The N1X chip, developed in collaboration with MediaTek and built on TSMC's N3B process, is a system-on-a-chip (SoC) featuring a 20-core ARM CPU, a Blackwell GPU with 6144 CUDA cores, and 128GB of LPDDR5X unified memory. This configuration is reminiscent of NVIDIA's DGX Spark mini PC, which uses the GB10 superchip. The 6144 CUDA cores match the desktop RTX 5070, highlighting the chip's potential for AI and compute tasks. However, the unified memory architecture means GPU bandwidth is limited to around 273 GB/s, making high-end gaming impractical. Additionally, running legacy x86 games requires emulation, further hampering gaming performance.

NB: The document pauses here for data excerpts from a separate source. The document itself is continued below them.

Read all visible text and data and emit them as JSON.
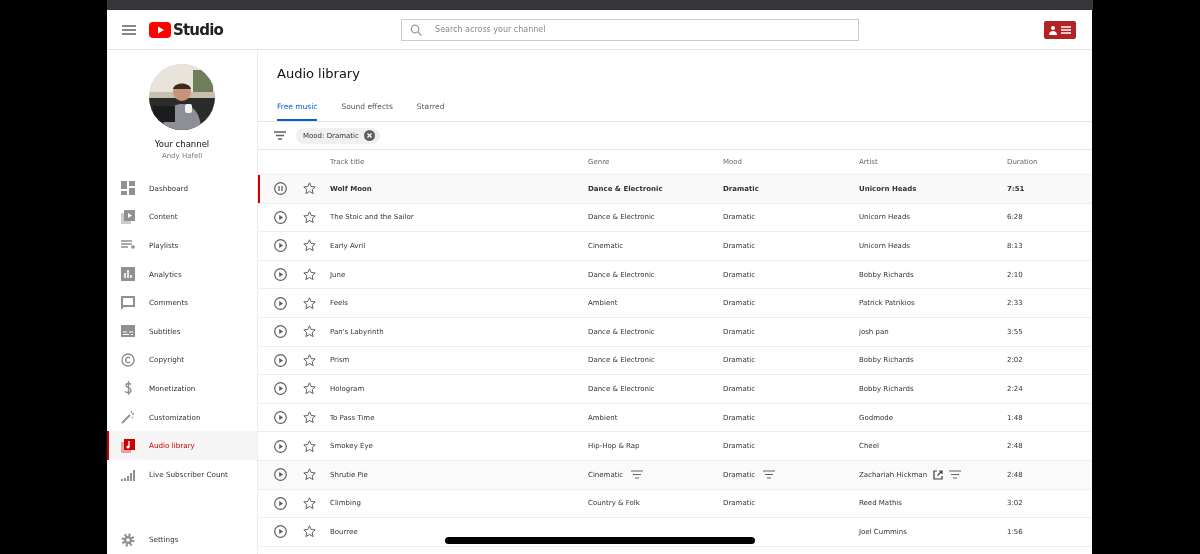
{
  "header": {
    "logo_text": "Studio",
    "search": {
      "placeholder": "Search across your channel"
    }
  },
  "sidebar": {
    "channel_label": "Your channel",
    "channel_name": "Andy Hafell",
    "items": [
      {
        "label": "Dashboard",
        "selected": false
      },
      {
        "label": "Content",
        "selected": false
      },
      {
        "label": "Playlists",
        "selected": false
      },
      {
        "label": "Analytics",
        "selected": false
      },
      {
        "label": "Comments",
        "selected": false
      },
      {
        "label": "Subtitles",
        "selected": false
      },
      {
        "label": "Copyright",
        "selected": false
      },
      {
        "label": "Monetization",
        "selected": false
      },
      {
        "label": "Customization",
        "selected": false
      },
      {
        "label": "Audio library",
        "selected": true
      },
      {
        "label": "Live Subscriber Count",
        "selected": false
      }
    ],
    "settings": "Settings"
  },
  "page": {
    "title": "Audio library",
    "tabs": [
      {
        "label": "Free music",
        "selected": true
      },
      {
        "label": "Sound effects",
        "selected": false
      },
      {
        "label": "Starred",
        "selected": false
      }
    ],
    "filter_chip": "Mood: Dramatic"
  },
  "table": {
    "columns": [
      "Track title",
      "Genre",
      "Mood",
      "Artist",
      "Duration"
    ],
    "rows": [
      {
        "title": "Wolf Moon",
        "genre": "Dance & Electronic",
        "mood": "Dramatic",
        "artist": "Unicorn Heads",
        "duration": "7:51",
        "playing": true,
        "starred": false,
        "hovered": false
      },
      {
        "title": "The Stoic and the Sailor",
        "genre": "Dance & Electronic",
        "mood": "Dramatic",
        "artist": "Unicorn Heads",
        "duration": "6:28",
        "playing": false,
        "starred": false,
        "hovered": false
      },
      {
        "title": "Early Avril",
        "genre": "Cinematic",
        "mood": "Dramatic",
        "artist": "Unicorn Heads",
        "duration": "8:13",
        "playing": false,
        "starred": false,
        "hovered": false
      },
      {
        "title": "June",
        "genre": "Dance & Electronic",
        "mood": "Dramatic",
        "artist": "Bobby Richards",
        "duration": "2:10",
        "playing": false,
        "starred": false,
        "hovered": false
      },
      {
        "title": "Feels",
        "genre": "Ambient",
        "mood": "Dramatic",
        "artist": "Patrick Patrikios",
        "duration": "2:33",
        "playing": false,
        "starred": false,
        "hovered": false
      },
      {
        "title": "Pan's Labyrinth",
        "genre": "Dance & Electronic",
        "mood": "Dramatic",
        "artist": "josh pan",
        "duration": "3:55",
        "playing": false,
        "starred": false,
        "hovered": false
      },
      {
        "title": "Prism",
        "genre": "Dance & Electronic",
        "mood": "Dramatic",
        "artist": "Bobby Richards",
        "duration": "2:02",
        "playing": false,
        "starred": false,
        "hovered": false
      },
      {
        "title": "Hologram",
        "genre": "Dance & Electronic",
        "mood": "Dramatic",
        "artist": "Bobby Richards",
        "duration": "2:24",
        "playing": false,
        "starred": false,
        "hovered": false
      },
      {
        "title": "To Pass Time",
        "genre": "Ambient",
        "mood": "Dramatic",
        "artist": "Godmode",
        "duration": "1:48",
        "playing": false,
        "starred": false,
        "hovered": false
      },
      {
        "title": "Smokey Eye",
        "genre": "Hip-Hop & Rap",
        "mood": "Dramatic",
        "artist": "Cheel",
        "duration": "2:48",
        "playing": false,
        "starred": false,
        "hovered": false
      },
      {
        "title": "Shrutie Pie",
        "genre": "Cinematic",
        "mood": "Dramatic",
        "artist": "Zachariah Hickman",
        "duration": "2:48",
        "playing": false,
        "starred": false,
        "hovered": true
      },
      {
        "title": "Climbing",
        "genre": "Country & Folk",
        "mood": "Dramatic",
        "artist": "Reed Mathis",
        "duration": "3:02",
        "playing": false,
        "starred": false,
        "hovered": false
      },
      {
        "title": "Bourree",
        "artist": "Joel Cummins",
        "duration": "1:56",
        "playing": false,
        "starred": false,
        "hovered": false
      }
    ]
  }
}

Instead, the N1X laptop is positioned as an AI-native device, enabling local inference and development without reliance on cloud subscriptions. NVIDIA's move aligns with a broader industry trend toward local AI compute, with companies like ASUS and Lenovo also launching AI desktop solutions. The article draws a historical parallel to the printing press, suggesting that affordable, powerful local AI hardware could democratize access to AI, much like the printing press made knowledge accessible. For creators and developers, this means one-time hardware investment and near-zero marginal cost for token generation, unlocking new possibilities for automation and prototyping.
While pricing details remain undisclosed, the "NVIDIA premium" is anticipated. The announcement is expected at Computex Taipei, where Jensen Huang will likely deliver a keynote. If successful, the N1X could redefine the PC market for AI users, but its limited gaming appeal may restrict its mainstream adoption initially.